Inflation and supply chain issues raised the price of everything from fertilizer to energy. But for some farmers, customers are willing to pay more.

BANGOR, Maine — As the fields of Maine frost over, farmers and food producers gathered in Bangor Sunday for the Maine Harvest Festival—a celebration of the end of a productive, but complicated, fall.

The event was sponsored by the Maine Potato Board, whose executive director Don Flannery is content with this year’s crop of spuds. 

"Yields are average and quality I think is good," Flannery said Sunday.

But despite this (relatively) positive news, farmers, Flannery says are hurting. 

"We have seen dramatic increase in input costs," Flannery added. "instead of that gradual increase on line charts you're seeing a peak."

As a result of inflation and damages to the global supply chain—caused in part by Russia’s invasion of Ukraine—the cost of doing business for Maine farms is soaring.

According to data from the U.S. Department of Agriculture, the total money spent on growing crops and raising livestock hit an all-time high this year, at $460 billion.

Beyond tightening margins for farms already locked into commodities contracts at a fixed price, food producers are shouldering some of the burden.

"I feel like everything is just rising, that’s just how it is right now," Ato Swann said.
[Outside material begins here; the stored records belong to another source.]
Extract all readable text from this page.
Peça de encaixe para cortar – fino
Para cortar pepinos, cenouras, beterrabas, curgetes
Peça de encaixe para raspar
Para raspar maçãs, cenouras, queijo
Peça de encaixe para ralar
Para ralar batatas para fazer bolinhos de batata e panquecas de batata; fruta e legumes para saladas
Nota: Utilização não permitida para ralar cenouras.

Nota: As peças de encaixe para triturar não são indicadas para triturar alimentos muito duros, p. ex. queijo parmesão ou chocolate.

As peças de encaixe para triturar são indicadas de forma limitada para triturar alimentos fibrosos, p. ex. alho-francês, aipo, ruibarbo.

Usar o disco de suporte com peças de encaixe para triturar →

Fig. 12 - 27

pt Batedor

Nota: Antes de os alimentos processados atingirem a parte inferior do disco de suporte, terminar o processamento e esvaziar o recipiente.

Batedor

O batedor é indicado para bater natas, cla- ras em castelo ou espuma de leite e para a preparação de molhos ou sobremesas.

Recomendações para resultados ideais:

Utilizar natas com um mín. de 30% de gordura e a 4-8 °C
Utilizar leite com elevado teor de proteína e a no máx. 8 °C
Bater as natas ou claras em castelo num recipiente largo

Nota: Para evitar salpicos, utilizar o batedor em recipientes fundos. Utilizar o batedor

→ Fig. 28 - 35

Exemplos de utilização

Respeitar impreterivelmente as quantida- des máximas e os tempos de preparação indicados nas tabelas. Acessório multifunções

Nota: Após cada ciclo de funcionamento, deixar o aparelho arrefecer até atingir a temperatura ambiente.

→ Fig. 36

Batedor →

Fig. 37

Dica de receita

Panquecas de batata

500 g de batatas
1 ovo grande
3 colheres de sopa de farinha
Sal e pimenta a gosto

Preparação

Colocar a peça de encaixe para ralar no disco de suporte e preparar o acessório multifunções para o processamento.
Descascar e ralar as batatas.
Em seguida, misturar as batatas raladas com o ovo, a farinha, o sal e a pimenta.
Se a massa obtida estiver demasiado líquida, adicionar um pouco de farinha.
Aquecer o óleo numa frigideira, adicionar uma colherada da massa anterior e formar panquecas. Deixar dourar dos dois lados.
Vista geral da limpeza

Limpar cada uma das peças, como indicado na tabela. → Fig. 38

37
Swann makes blueberry jams using blueberries bought from farmers in Washington County. 

These pressures, in turn, are raising the price of goods for consumers, as Carrie Whitcomb has had to do when selling products from her business, Springdale Farm Creamery, in Waldo.

"We got to find a happy medium so we’re not pricing ourselves out," Whitcomb said Sunday.

Still, perhaps as a marker of the strange ways of the United States economy, where spending is high despite high-interest rates, Whitcomb and Swann both haven't noticed an exodus of customers, even after raising prices to preserve their bottom line.

"Business has been steady," Whitcomb added. "We’re still in the growth phase."